Let me know if you have more questions!


I tried a little experiment to move everything off M:.

  1. Update M: to “Disable mount path for new data”
  2. Went to Storage Policies > Email > Copy 2 > View > Jobs > Job 388543 > right-click > Delete job > erase and reuse media > OK
  3. Right-click on the Commcell > All tasks > Data aging > immediate > OK
  4. Back to Policies > Email > right-click > Aux Copy > OK > waited for job to finish
  5. Client > Exchange Mailbox > right-click > View > Archive history > OK > highlight job 388543 > right-click > View Media > only shows the copy at my primary site.

So … the aux copy did not replace the backup I manually deleted on to a different drive.  That’s unfortunate.

I may be missing something, though for Spool copy you need to let the job Aux copy over before it gets deleted.


The Enabling Spool Copy page says:

  1. ensure that the storage policy copy is assigned as a source to another active synchronous copy.

  2. From the CommCell Browser, go to Policies > Storage Policies ><Storage Policy>.

  3. Right-click the storage policy copy that was assigned as a source, and click Properties.

  4. In the Copy Properties dialog box, click the Retention tab, click Spool Copy (No Retention), and then click OK.

But when I go to Copy 1 > Properties > Retention tab, there is no Spool Copy option.  Sigh.  If I had a dollar for every time the user interface didn’t match the documentation, I would be a very rich man.


Thanks everyone for your help.  It seems clear that this is so far outside the normal bounds of what can be done with CommVault that I’ve opened ticket 211217-687 to get some assistance.

Ken


If it’s not there, then maybe there’s no Synchronous Aux Copy yet?  I’m darn curious now!

Once you have an answer, let us know.  The main issue is of course your concern, though the not-appearing-spool-option is curious.


Ignoring the two most recent aux copy jobs that I ran manually today, you can see that aux copies run every 8 hours starting at 2:00 AM.

 


So … I misunderstood the instructions for Moving a Mount Path which say:

  • The move mount path operation overwrites the destination mount path.

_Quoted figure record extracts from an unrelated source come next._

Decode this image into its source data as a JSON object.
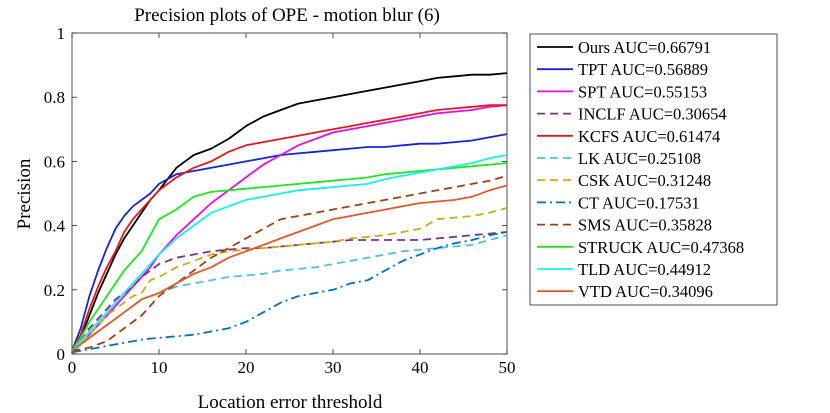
{
  "chart_data": {
    "type": "line",
    "title": "Precision plots of OPE - motion blur (6)",
    "xlabel": "Location error threshold",
    "ylabel": "Precision",
    "xlim": [
      0,
      50
    ],
    "ylim": [
      0,
      1
    ],
    "xticks": [
      0,
      10,
      20,
      30,
      40,
      50
    ],
    "yticks": [
      0,
      0.2,
      0.4,
      0.6,
      0.8,
      1
    ],
    "x": [
      0,
      1,
      2,
      3,
      4,
      5,
      6,
      7,
      8,
      9,
      10,
      12,
      14,
      16,
      18,
      20,
      22,
      24,
      26,
      28,
      30,
      32,
      34,
      36,
      38,
      40,
      42,
      44,
      46,
      48,
      50
    ],
    "legend_position": "outside-right",
    "series": [
      {
        "name": "Ours",
        "label": "Ours AUC=0.66791",
        "color": "#000000",
        "dash": "solid",
        "values": [
          0.01,
          0.05,
          0.12,
          0.19,
          0.25,
          0.31,
          0.36,
          0.4,
          0.44,
          0.48,
          0.51,
          0.58,
          0.62,
          0.64,
          0.67,
          0.71,
          0.74,
          0.76,
          0.78,
          0.79,
          0.8,
          0.81,
          0.82,
          0.83,
          0.84,
          0.85,
          0.86,
          0.865,
          0.87,
          0.87,
          0.875
        ]
      },
      {
        "name": "TPT",
        "label": "TPT AUC=0.56889",
        "color": "#1226d6",
        "dash": "solid",
        "values": [
          0.01,
          0.08,
          0.18,
          0.26,
          0.33,
          0.39,
          0.43,
          0.46,
          0.48,
          0.5,
          0.53,
          0.56,
          0.57,
          0.58,
          0.59,
          0.6,
          0.61,
          0.62,
          0.625,
          0.63,
          0.635,
          0.64,
          0.645,
          0.645,
          0.65,
          0.655,
          0.655,
          0.66,
          0.665,
          0.675,
          0.685
        ]
      },
      {
        "name": "SPT",
        "label": "SPT AUC=0.55153",
        "color": "#e40ee4",
        "dash": "solid",
        "values": [
          0.01,
          0.03,
          0.06,
          0.09,
          0.12,
          0.15,
          0.18,
          0.21,
          0.24,
          0.27,
          0.31,
          0.37,
          0.42,
          0.47,
          0.51,
          0.55,
          0.59,
          0.62,
          0.65,
          0.67,
          0.69,
          0.7,
          0.71,
          0.72,
          0.73,
          0.74,
          0.75,
          0.755,
          0.76,
          0.77,
          0.775
        ]
      },
      {
        "name": "INCLF",
        "label": "INCLF AUC=0.30654",
        "color": "#7e2f8e",
        "dash": "dash",
        "values": [
          0.01,
          0.04,
          0.08,
          0.11,
          0.14,
          0.17,
          0.19,
          0.21,
          0.24,
          0.26,
          0.28,
          0.3,
          0.31,
          0.32,
          0.325,
          0.33,
          0.33,
          0.335,
          0.34,
          0.345,
          0.35,
          0.355,
          0.355,
          0.355,
          0.355,
          0.355,
          0.36,
          0.365,
          0.37,
          0.375,
          0.38
        ]
      },
      {
        "name": "KCFS",
        "label": "KCFS AUC=0.61474",
        "color": "#e31a1c",
        "dash": "solid",
        "values": [
          0.01,
          0.06,
          0.14,
          0.21,
          0.27,
          0.32,
          0.38,
          0.42,
          0.45,
          0.48,
          0.51,
          0.55,
          0.58,
          0.6,
          0.63,
          0.65,
          0.66,
          0.67,
          0.68,
          0.69,
          0.7,
          0.71,
          0.72,
          0.73,
          0.74,
          0.75,
          0.76,
          0.765,
          0.77,
          0.775,
          0.775
        ]
      },
      {
        "name": "LK",
        "label": "LK AUC=0.25108",
        "color": "#4dbeee",
        "dash": "dash",
        "values": [
          0.01,
          0.03,
          0.05,
          0.07,
          0.09,
          0.11,
          0.13,
          0.15,
          0.17,
          0.18,
          0.19,
          0.21,
          0.22,
          0.23,
          0.24,
          0.245,
          0.25,
          0.26,
          0.265,
          0.27,
          0.28,
          0.29,
          0.3,
          0.31,
          0.32,
          0.325,
          0.33,
          0.335,
          0.34,
          0.355,
          0.37
        ]
      },
      {
        "name": "CSK",
        "label": "CSK AUC=0.31248",
        "color": "#c9ad16",
        "dash": "dash",
        "values": [
          0.01,
          0.03,
          0.06,
          0.09,
          0.12,
          0.14,
          0.16,
          0.18,
          0.19,
          0.23,
          0.24,
          0.27,
          0.29,
          0.31,
          0.32,
          0.325,
          0.33,
          0.335,
          0.34,
          0.345,
          0.35,
          0.36,
          0.365,
          0.37,
          0.38,
          0.39,
          0.42,
          0.425,
          0.43,
          0.44,
          0.455
        ]
      },
      {
        "name": "CT",
        "label": "CT AUC=0.17531",
        "color": "#0070c0",
        "dash": "dashdot",
        "values": [
          0.005,
          0.01,
          0.015,
          0.02,
          0.025,
          0.03,
          0.035,
          0.04,
          0.045,
          0.048,
          0.05,
          0.055,
          0.06,
          0.07,
          0.08,
          0.1,
          0.13,
          0.16,
          0.18,
          0.19,
          0.2,
          0.22,
          0.23,
          0.26,
          0.29,
          0.31,
          0.33,
          0.345,
          0.355,
          0.37,
          0.38
        ]
      },
      {
        "name": "SMS",
        "label": "SMS AUC=0.35828",
        "color": "#a0400e",
        "dash": "dash",
        "values": [
          0.01,
          0.015,
          0.02,
          0.03,
          0.04,
          0.06,
          0.08,
          0.1,
          0.12,
          0.15,
          0.18,
          0.22,
          0.26,
          0.3,
          0.33,
          0.36,
          0.39,
          0.42,
          0.43,
          0.44,
          0.45,
          0.46,
          0.47,
          0.48,
          0.49,
          0.5,
          0.51,
          0.52,
          0.53,
          0.54,
          0.555
        ]
      },
      {
        "name": "STRUCK",
        "label": "STRUCK AUC=0.47368",
        "color": "#1ce81c",
        "dash": "solid",
        "values": [
          0.01,
          0.05,
          0.1,
          0.14,
          0.18,
          0.22,
          0.26,
          0.29,
          0.32,
          0.37,
          0.42,
          0.45,
          0.49,
          0.505,
          0.51,
          0.515,
          0.52,
          0.525,
          0.53,
          0.535,
          0.54,
          0.545,
          0.55,
          0.56,
          0.565,
          0.57,
          0.575,
          0.58,
          0.585,
          0.59,
          0.595
        ]
      },
      {
        "name": "TLD",
        "label": "TLD AUC=0.44912",
        "color": "#14f0f0",
        "dash": "solid",
        "values": [
          0.01,
          0.04,
          0.07,
          0.1,
          0.13,
          0.16,
          0.19,
          0.22,
          0.25,
          0.28,
          0.31,
          0.36,
          0.4,
          0.44,
          0.46,
          0.48,
          0.49,
          0.5,
          0.51,
          0.515,
          0.52,
          0.525,
          0.53,
          0.545,
          0.555,
          0.565,
          0.575,
          0.585,
          0.595,
          0.61,
          0.62
        ]
      },
      {
        "name": "VTD",
        "label": "VTD AUC=0.34096",
        "color": "#e35a25",
        "dash": "solid",
        "values": [
          0.01,
          0.03,
          0.05,
          0.07,
          0.09,
          0.11,
          0.13,
          0.15,
          0.17,
          0.18,
          0.19,
          0.22,
          0.25,
          0.27,
          0.3,
          0.32,
          0.34,
          0.36,
          0.38,
          0.4,
          0.42,
          0.43,
          0.44,
          0.45,
          0.46,
          0.47,
          0.475,
          0.48,
          0.49,
          0.51,
          0.525
        ]
      }
    ]
  }
}
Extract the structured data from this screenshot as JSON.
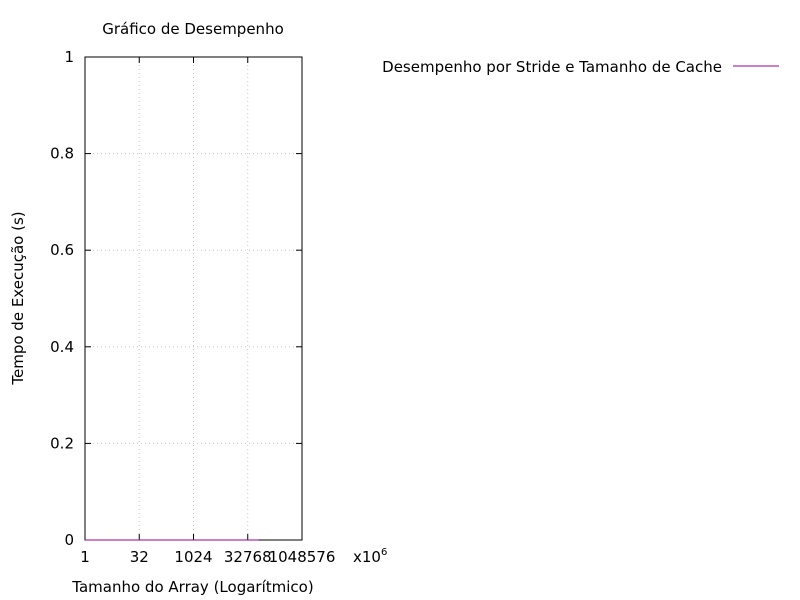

Therefore, ensure that the destination mount path is an empty folder.

I mistakenly thought this meant I couldn’t move to one of the existing drives but it turns out that all I needed was to create a new folder.  I created L:\MP4 and was able to move everything off M: to that new folder so I’m in a good position to change the configuration on the M: drive.  Thanks everyone.  @YYZ was correct and I’ll mark their reply as the solution.